4. Falling victim to "Keeping up with the Jonses": This is hands-down a first-class ticket on the comparison train. In our culture of instant gratification to new gadgets galore, to "mcmansion" homes everywhere, it's hard to not get caught up with trying to keep up with what our neighbors and friends have. When it comes to comparing, that is your gremlin speaking, not your true authentic self. Even if you find yourself comparing yourself UP to people and making yourself feel better because you have more than others.

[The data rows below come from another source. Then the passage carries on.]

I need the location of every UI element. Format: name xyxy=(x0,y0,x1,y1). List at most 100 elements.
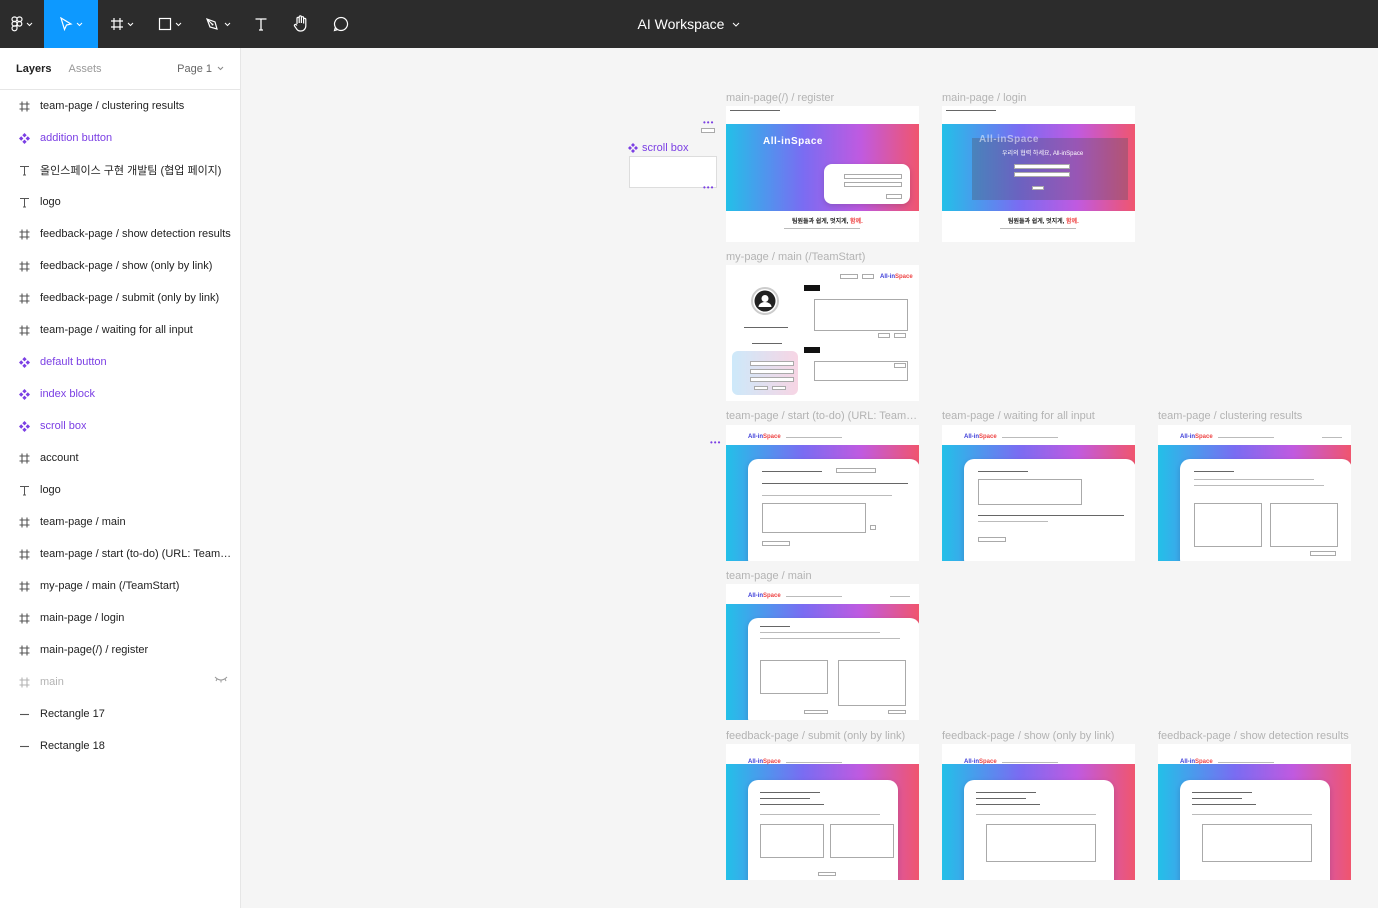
mini-input xyxy=(844,182,902,187)
shape-tool-button[interactable] xyxy=(146,0,194,48)
layer-name: team-page / waiting for all input xyxy=(40,324,193,336)
layer-item[interactable]: main-page(/) / register xyxy=(0,634,240,666)
mini-input xyxy=(701,128,715,133)
mini-text xyxy=(786,596,842,597)
layer-item[interactable]: Rectangle 18 xyxy=(0,730,240,762)
layer-list: team-page / clustering results addition b… xyxy=(0,90,240,762)
mini-text xyxy=(760,804,824,805)
layer-item[interactable]: scroll box xyxy=(0,410,240,442)
hand-tool-button[interactable] xyxy=(280,0,322,48)
tab-assets[interactable]: Assets xyxy=(68,63,101,75)
frame-submit[interactable]: All-inSpace xyxy=(726,744,919,880)
layer-item[interactable]: main xyxy=(0,666,240,698)
frame-mypage[interactable]: All-inSpace xyxy=(726,265,919,401)
mini-text xyxy=(976,792,1036,793)
frame-label-clustering[interactable]: team-page / clustering results xyxy=(1158,410,1351,422)
frame-label-login[interactable]: main-page / login xyxy=(942,92,1135,104)
mini-scroll-box xyxy=(838,660,906,706)
text-tool-button[interactable] xyxy=(242,0,280,48)
comment-tool-button[interactable] xyxy=(322,0,360,48)
layer-name: main-page / login xyxy=(40,612,125,624)
slogan: 팀원들과 쉽게, 멋지게, 함께. xyxy=(792,216,863,225)
layer-item[interactable]: 올인스페이스 구현 개발팀 (협업 페이지) xyxy=(0,154,240,186)
mini-text xyxy=(890,596,910,597)
frame-label-waiting[interactable]: team-page / waiting for all input xyxy=(942,410,1135,422)
handle-dots: ••• xyxy=(710,438,722,447)
mini-input xyxy=(1014,172,1070,177)
mini-text xyxy=(1218,437,1274,438)
frame-label-teammain[interactable]: team-page / main xyxy=(726,570,919,582)
frame-label-mypage[interactable]: my-page / main (/TeamStart) xyxy=(726,251,919,263)
frame-teammain[interactable]: All-inSpace xyxy=(726,584,919,720)
frame-label-submit[interactable]: feedback-page / submit (only by link) xyxy=(726,730,919,742)
frame-clustering[interactable]: All-inSpace xyxy=(1158,425,1351,561)
document-title[interactable]: AI Workspace xyxy=(638,16,725,32)
frame-label-detection[interactable]: feedback-page / show detection results xyxy=(1158,730,1351,742)
avatar-icon xyxy=(754,290,776,312)
pen-icon xyxy=(205,17,218,30)
frame-show[interactable]: All-inSpace xyxy=(942,744,1135,880)
page-selector[interactable]: Page 1 xyxy=(177,63,224,75)
frame-tool-button[interactable] xyxy=(98,0,146,48)
chevron-down-icon xyxy=(26,22,33,26)
layer-item[interactable]: my-page / main (/TeamStart) xyxy=(0,570,240,602)
mini-logo: All-inSpace xyxy=(748,593,781,599)
frame-login[interactable]: All-inSpace 우리의 협력 하세요, All-inSpace 팀원들과… xyxy=(942,106,1135,242)
layer-item[interactable]: Rectangle 17 xyxy=(0,698,240,730)
mini-text xyxy=(978,515,1124,516)
frame-label-start[interactable]: team-page / start (to-do) (URL: TeamStar… xyxy=(726,410,919,422)
layer-item[interactable]: index block xyxy=(0,378,240,410)
chevron-down-icon xyxy=(127,22,134,26)
mini-button xyxy=(754,386,768,390)
frame-start[interactable]: All-inSpace xyxy=(726,425,919,561)
layer-item[interactable]: team-page / clustering results xyxy=(0,90,240,122)
canvas[interactable]: scroll box ••• ••• ••• main-page(/) / re… xyxy=(241,48,1378,908)
layer-item[interactable]: logo xyxy=(0,474,240,506)
register-card xyxy=(824,164,910,204)
mini-input xyxy=(750,361,794,366)
layer-item[interactable]: feedback-page / submit (only by link) xyxy=(0,282,240,314)
frame-detection[interactable]: All-inSpace xyxy=(1158,744,1351,880)
layer-item[interactable]: feedback-page / show (only by link) xyxy=(0,250,240,282)
layer-item[interactable]: default button xyxy=(0,346,240,378)
frame-icon xyxy=(111,18,123,30)
chevron-down-icon xyxy=(76,22,83,26)
layer-item[interactable]: team-page / start (to-do) (URL: TeamStar… xyxy=(0,538,240,570)
mini-button xyxy=(978,537,1006,542)
mini-text xyxy=(978,521,1048,522)
layer-item[interactable]: team-page / main xyxy=(0,506,240,538)
layer-item[interactable]: logo xyxy=(0,186,240,218)
handle-dots: ••• xyxy=(703,183,715,192)
layer-item[interactable]: addition button xyxy=(0,122,240,154)
pen-tool-button[interactable] xyxy=(194,0,242,48)
scroll-box-component-label[interactable]: scroll box xyxy=(628,142,688,154)
text-icon xyxy=(255,18,267,31)
frame-waiting[interactable]: All-inSpace xyxy=(942,425,1135,561)
layer-item[interactable]: team-page / waiting for all input xyxy=(0,314,240,346)
frame-label-register[interactable]: main-page(/) / register xyxy=(726,92,919,104)
mini-button xyxy=(878,333,890,338)
layer-name: Rectangle 18 xyxy=(40,740,105,752)
frame-register[interactable]: All-inSpace 팀원들과 쉽게, 멋지게, 함께. xyxy=(726,106,919,242)
tab-layers[interactable]: Layers xyxy=(16,63,51,75)
mini-button xyxy=(894,333,906,338)
frame-icon xyxy=(16,514,32,530)
frame-label-show[interactable]: feedback-page / show (only by link) xyxy=(942,730,1135,742)
layer-name: scroll box xyxy=(40,420,87,432)
move-tool-button[interactable] xyxy=(44,0,98,48)
frame-icon xyxy=(16,546,32,562)
layer-item[interactable]: main-page / login xyxy=(0,602,240,634)
mini-scroll-box xyxy=(978,479,1082,505)
mini-text xyxy=(1192,804,1256,805)
mini-text xyxy=(1002,762,1058,763)
component-icon xyxy=(16,386,32,402)
frame-icon xyxy=(16,674,32,690)
layer-name: team-page / clustering results xyxy=(40,100,185,112)
layer-item[interactable]: feedback-page / show detection results xyxy=(0,218,240,250)
content-card xyxy=(1180,780,1330,880)
comment-icon xyxy=(333,16,349,32)
layer-item[interactable]: account xyxy=(0,442,240,474)
main-menu-button[interactable] xyxy=(0,0,44,48)
hidden-eye-icon[interactable] xyxy=(214,674,228,686)
chevron-down-icon xyxy=(217,66,224,71)
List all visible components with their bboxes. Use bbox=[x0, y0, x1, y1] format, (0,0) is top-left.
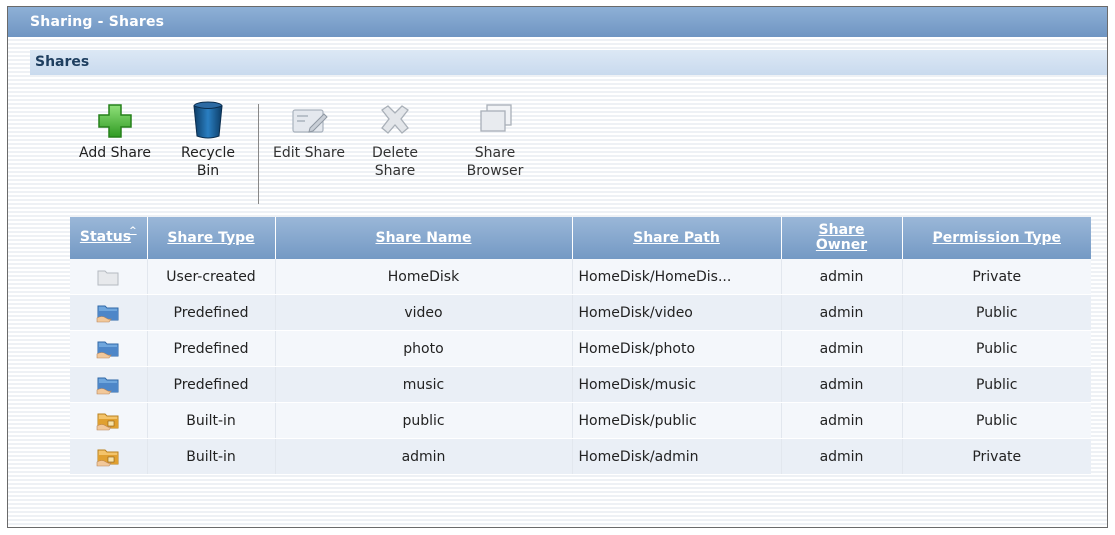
share-path-cell: HomeDisk/HomeDis... bbox=[571, 259, 781, 295]
share-name-cell: HomeDisk bbox=[274, 259, 572, 295]
permission-type-cell: Public bbox=[901, 366, 1091, 403]
status-cell bbox=[70, 402, 147, 439]
share-type-cell: Predefined bbox=[146, 294, 275, 331]
permission-type-cell: Private bbox=[901, 438, 1091, 475]
share-owner-cell: admin bbox=[780, 330, 902, 367]
main-frame: Sharing - Shares Shares Add Share Recycl… bbox=[7, 6, 1108, 528]
share-browser-label-1: Share bbox=[474, 145, 516, 161]
permission-type-cell: Public bbox=[901, 330, 1091, 367]
share-browser-label-2: Browser bbox=[466, 163, 524, 179]
orange-locked-folder-icon bbox=[96, 411, 120, 431]
sort-up-icon: ^ bbox=[129, 225, 137, 236]
share-owner-cell: admin bbox=[780, 294, 902, 331]
window-title: Sharing - Shares bbox=[8, 7, 1107, 37]
add-share-label: Add Share bbox=[79, 145, 151, 161]
share-type-cell: Predefined bbox=[146, 330, 275, 367]
table-row[interactable]: Predefined video HomeDisk/video admin Public bbox=[70, 294, 1091, 331]
share-browser-button[interactable]: Share Browser bbox=[460, 100, 530, 180]
shares-table: Status^ Share Type Share Name Share Path… bbox=[70, 217, 1091, 475]
browser-icon bbox=[474, 100, 516, 140]
delete-icon bbox=[374, 100, 416, 140]
share-name-cell: photo bbox=[274, 330, 572, 367]
share-type-cell: User-created bbox=[146, 259, 275, 295]
share-type-cell: Predefined bbox=[146, 366, 275, 403]
permission-type-cell: Public bbox=[901, 402, 1091, 439]
grey-folder-icon bbox=[96, 267, 120, 287]
add-icon bbox=[94, 100, 136, 140]
column-header-share-name[interactable]: Share Name bbox=[274, 217, 572, 259]
edit-share-button[interactable]: Edit Share bbox=[266, 100, 352, 162]
share-path-cell: HomeDisk/admin bbox=[571, 438, 781, 475]
toolbar: Add Share Recycle Bin Edit Share Delete … bbox=[68, 100, 548, 210]
edit-icon bbox=[288, 100, 330, 140]
column-header-share-owner[interactable]: Share Owner bbox=[780, 217, 902, 259]
status-cell bbox=[70, 366, 147, 403]
status-cell bbox=[70, 294, 147, 331]
column-header-share-path[interactable]: Share Path bbox=[571, 217, 781, 259]
table-row[interactable]: Predefined music HomeDisk/music admin Public bbox=[70, 366, 1091, 403]
share-owner-cell: admin bbox=[780, 438, 902, 475]
share-name-cell: music bbox=[274, 366, 572, 403]
orange-locked-folder-icon bbox=[96, 447, 120, 467]
add-share-button[interactable]: Add Share bbox=[73, 100, 157, 162]
table-row[interactable]: Built-in admin HomeDisk/admin admin Private bbox=[70, 438, 1091, 475]
status-cell bbox=[70, 259, 147, 295]
recycle-bin-button[interactable]: Recycle Bin bbox=[173, 100, 243, 180]
share-path-cell: HomeDisk/photo bbox=[571, 330, 781, 367]
toolbar-divider bbox=[258, 104, 259, 204]
share-path-cell: HomeDisk/video bbox=[571, 294, 781, 331]
status-cell bbox=[70, 438, 147, 475]
permission-type-cell: Public bbox=[901, 294, 1091, 331]
share-path-cell: HomeDisk/public bbox=[571, 402, 781, 439]
share-owner-cell: admin bbox=[780, 366, 902, 403]
column-header-share-type[interactable]: Share Type bbox=[146, 217, 275, 259]
table-row[interactable]: Built-in public HomeDisk/public admin Public bbox=[70, 402, 1091, 439]
share-path-cell: HomeDisk/music bbox=[571, 366, 781, 403]
share-type-cell: Built-in bbox=[146, 438, 275, 475]
blue-shared-folder-icon bbox=[96, 303, 120, 323]
column-header-status[interactable]: Status^ bbox=[70, 217, 147, 259]
share-name-cell: admin bbox=[274, 438, 572, 475]
recycle-bin-label-2: Bin bbox=[196, 163, 220, 179]
blue-shared-folder-icon bbox=[96, 375, 120, 395]
content-area: Shares Add Share Recycle Bin Edit Share … bbox=[8, 37, 1107, 527]
share-name-cell: public bbox=[274, 402, 572, 439]
table-row[interactable]: Predefined photo HomeDisk/photo admin Public bbox=[70, 330, 1091, 367]
status-cell bbox=[70, 330, 147, 367]
blue-shared-folder-icon bbox=[96, 339, 120, 359]
edit-share-label: Edit Share bbox=[273, 145, 345, 161]
section-title: Shares bbox=[30, 50, 1107, 75]
delete-share-label-1: Delete bbox=[372, 145, 418, 161]
recycle-bin-label-1: Recycle bbox=[181, 145, 235, 161]
share-type-cell: Built-in bbox=[146, 402, 275, 439]
column-header-permission-type[interactable]: Permission Type bbox=[901, 217, 1091, 259]
table-header-row: Status^ Share Type Share Name Share Path… bbox=[70, 217, 1091, 259]
recycle-bin-icon bbox=[187, 100, 229, 140]
share-owner-cell: admin bbox=[780, 402, 902, 439]
delete-share-label-2: Share bbox=[374, 163, 416, 179]
table-row[interactable]: User-created HomeDisk HomeDisk/HomeDis... a… bbox=[70, 259, 1091, 295]
share-owner-cell: admin bbox=[780, 259, 902, 295]
share-name-cell: video bbox=[274, 294, 572, 331]
permission-type-cell: Private bbox=[901, 259, 1091, 295]
delete-share-button[interactable]: Delete Share bbox=[368, 100, 422, 180]
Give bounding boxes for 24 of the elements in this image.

Because at the end of the day, happiness isn't about stuff and the things that we possess.
5. Social Media/Internet "researching": Social media sites like Facebook have been a blessing for people everywhere, connecting like-minded souls and reconnecting lost friends and families. However, it can open the door for your gremlin in a big way. It's an easy way for it to jump on the "comparison train" and compare ourselves and our lives to everyone else. Believe me when I tell you 99% of everything you see on these sites people are putting their best foot forward. No one is putting up pictures of themselves when they roll out of bed, right? Also, if you're in business, or a mom blogger, "researching" other's sites and blogs to the point of beating yourself up for not being up to par with them, is your gremlin talking. Stop stalking other people when it's not serving you!